Furthermore, in Pfizer Overseas Pharmaceuticals v Eli Lilly [2005] FCAFC 224, the Full Bench of the Federal Court of Australia found that an invention need only be fully described at the date of grant, making it possible for an applicant to file an inadequate description initially, and then subsequently amend in order to meet the full description requirements prior to grant.

This is clearly silly, and IP Australia is therefore proposing that section 102 be amended to prohibit the addition of any new matter to a patent specification after filing. 

There are, additionally, currently some differences between the amendments that may be considered by the Commissioner and those that may be considered by a court, and the rules regarding allowable and non-allowable amendments are confusingly divided between the Act and the Patents Regulations 1991.  IP Australia is therefore proposing to clean up these inconsistencies.

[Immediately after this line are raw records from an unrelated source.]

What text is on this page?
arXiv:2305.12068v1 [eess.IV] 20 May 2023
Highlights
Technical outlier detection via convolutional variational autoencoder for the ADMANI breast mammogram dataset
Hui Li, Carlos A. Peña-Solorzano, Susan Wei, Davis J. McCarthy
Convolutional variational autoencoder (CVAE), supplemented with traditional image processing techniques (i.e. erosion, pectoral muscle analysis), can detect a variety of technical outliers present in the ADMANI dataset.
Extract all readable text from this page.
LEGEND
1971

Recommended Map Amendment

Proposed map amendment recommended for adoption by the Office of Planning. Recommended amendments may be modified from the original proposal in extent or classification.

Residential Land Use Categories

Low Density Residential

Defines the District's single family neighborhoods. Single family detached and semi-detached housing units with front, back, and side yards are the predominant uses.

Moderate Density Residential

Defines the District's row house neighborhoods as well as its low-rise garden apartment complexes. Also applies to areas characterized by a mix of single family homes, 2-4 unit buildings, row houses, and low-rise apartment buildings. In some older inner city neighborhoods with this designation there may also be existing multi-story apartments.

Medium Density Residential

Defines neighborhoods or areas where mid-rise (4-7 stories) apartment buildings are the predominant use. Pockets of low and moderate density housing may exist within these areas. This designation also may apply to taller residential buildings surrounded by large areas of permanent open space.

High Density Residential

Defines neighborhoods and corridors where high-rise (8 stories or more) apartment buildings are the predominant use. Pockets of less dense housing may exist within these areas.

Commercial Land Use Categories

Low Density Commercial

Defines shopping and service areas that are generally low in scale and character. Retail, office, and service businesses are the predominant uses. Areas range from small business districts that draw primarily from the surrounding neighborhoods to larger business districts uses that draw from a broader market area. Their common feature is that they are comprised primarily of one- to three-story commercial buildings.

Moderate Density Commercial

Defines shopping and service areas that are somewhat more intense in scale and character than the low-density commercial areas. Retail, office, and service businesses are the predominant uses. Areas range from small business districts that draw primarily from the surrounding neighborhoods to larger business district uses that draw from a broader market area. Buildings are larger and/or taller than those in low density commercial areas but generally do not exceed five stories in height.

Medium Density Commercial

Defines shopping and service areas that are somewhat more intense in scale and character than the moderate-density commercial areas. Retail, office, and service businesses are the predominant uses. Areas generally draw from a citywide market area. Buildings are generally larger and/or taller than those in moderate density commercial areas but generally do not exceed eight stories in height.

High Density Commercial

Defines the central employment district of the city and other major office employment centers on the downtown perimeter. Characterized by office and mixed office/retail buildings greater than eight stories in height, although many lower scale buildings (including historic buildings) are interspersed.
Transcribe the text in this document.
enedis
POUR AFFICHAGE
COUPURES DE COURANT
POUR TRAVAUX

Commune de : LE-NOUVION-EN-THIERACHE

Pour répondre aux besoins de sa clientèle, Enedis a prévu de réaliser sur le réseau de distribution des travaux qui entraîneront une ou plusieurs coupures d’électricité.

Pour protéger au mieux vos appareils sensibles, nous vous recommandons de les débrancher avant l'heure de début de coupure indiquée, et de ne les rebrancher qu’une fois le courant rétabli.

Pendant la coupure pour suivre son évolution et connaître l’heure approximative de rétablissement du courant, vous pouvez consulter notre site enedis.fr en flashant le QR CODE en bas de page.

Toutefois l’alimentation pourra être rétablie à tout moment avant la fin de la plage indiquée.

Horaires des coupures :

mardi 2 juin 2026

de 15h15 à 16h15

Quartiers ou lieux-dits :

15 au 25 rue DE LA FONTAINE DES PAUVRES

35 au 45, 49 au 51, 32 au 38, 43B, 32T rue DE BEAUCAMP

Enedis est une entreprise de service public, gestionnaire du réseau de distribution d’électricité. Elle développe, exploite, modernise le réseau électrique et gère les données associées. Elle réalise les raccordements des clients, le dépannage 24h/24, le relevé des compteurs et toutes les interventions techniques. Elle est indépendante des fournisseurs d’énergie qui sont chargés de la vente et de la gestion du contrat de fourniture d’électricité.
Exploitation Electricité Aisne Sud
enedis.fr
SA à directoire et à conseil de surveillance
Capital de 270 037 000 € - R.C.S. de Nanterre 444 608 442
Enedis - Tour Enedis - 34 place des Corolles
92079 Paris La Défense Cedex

Readers of some of our previous articles in this series may be surprised to discover that we are supportive of all of these proposals, and have no substantial issued with the proposed manner of their implementation.  This suite of changes will bring greater clarity, certainty and consistency to the processes of examination, opposition, grant and amendment of applications and patents.

The one further change that we would like to see is the introduction of some additional benefit to the patentee after being subject to this more stringent process.  While it is perhaps unreasonable to suggest that a patent should be presumed valid in view of prior art that was not considered during examination or opposition, it seems equally unreasonable that a patent should be subject to repeated attacks on the basis of the same grounds and prior art in multiple forums, if the standard of proof is identical in each case. 

It might therefore be worth considering whether a higher burden of proof should apply when a third party seeks to invalidate a patent – through opposition, re-examination or revocation proceedings – on the basis of grounds identical with those already considered and overcome during earlier proceedings.